Stephen Kooiman, Mechanical Team Leader at Prism Engineering, shares his thoughts on how company-wide quality management helps ensure quality is consistently applied across all Prism projects in the 2020 March/April issue of the INNOVATION magazine produced by Engineers and Geoscientists of British Columbia

Excerpt: 

FIRMS EMBRACE QUALITY MANAGEMENT STANDARDS

Alison MacLeod, P.Eng., of MacLeod Nine Consultants, Ltd.—a structural engineering consulting firm in the heart of picturesque Rossland, BC—says the quality management systems that her firm committed to through Engineers and Geoscientists BC’s Organization Quality Management (OQM) program is a way for her to raise the quality bar and help ensure she’s always delivering the best quality engineering for her clients.

 “Engineering is all about planning, diligence, and documentation. [Quality standards] improves efficiency, and it’s good for projects. But it’s also good for my own confidence as an owner of a small company, that my firm meets or exceeds professional obligations,” she said.

The OQM Program is a voluntary certification program created by Engineers and Geoscientists BC that enables companies to demonstrate that they meet the quality management standards expected for professional engineers and geoscientists. Engineers and Geoscientists BC recently certified its 400th firm. To MacLeod, certification is assurance that she’s following top quality management practices, “I just I want to deliver the best quality product to my clients,” she says.

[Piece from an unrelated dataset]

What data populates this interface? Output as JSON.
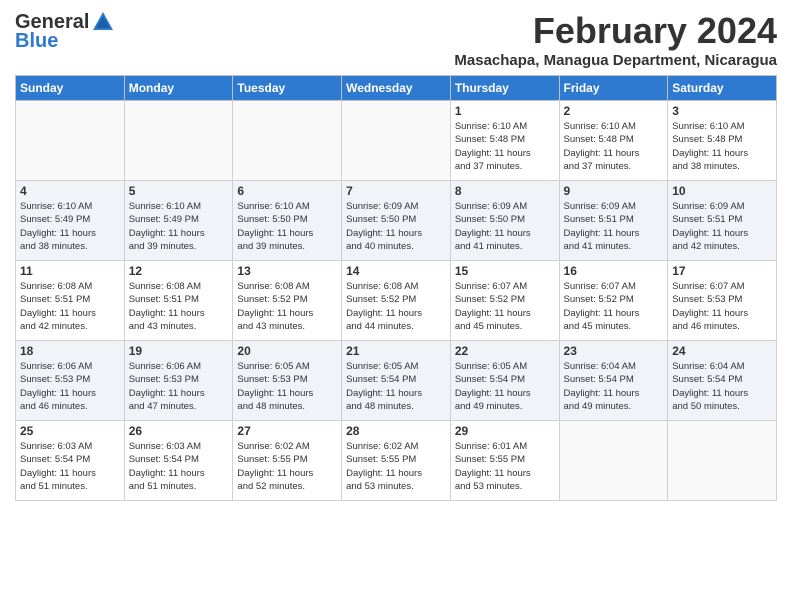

The voluntary OQM program for firms is serving as excellent groundwork for the quality management pillar of the forthcoming mandatory regulation of firms, as outlined in the new Professional Governance Act. Engineers and Geoscientists BC formed a task force on the regulation of firms, which proposed a model that includes three pillars: quality management, ethics, and professional development. The current OQM requirements will form the quality management pillar.

The current target date for implementation of this portion of the new Act is the summer of 2021.

To Stephen Kooiman, P.Eng., Principal and Mechanical Team Leader at Prism Engineering—a Burnaby-based firm that specializes in energy management, electrical and mechanical engineering, utility monitoring and sustainability consulting—OQM-style quality management is about instilling confidence in the quality of Prism’s work. “It’s like a commitment to owners that we’re serious about doing a good job,” he said. “We’re abiding by Engineers and Geoscientists BC standards, and not doing shortcuts based on price or speed.”

Kooiman says that company-wide quality management helps ensure quality is consistently applied across Prism projects. “Before, it was up to individual engineers,” he said, adding that consistency in this area means that staff can quickly onboard to almost any project at any time. “It definitely standardized [quality] across the company. Formalizing this was the biggest benefit, so everyone has a clear understanding, how we interpret the standards and what the expectation is.”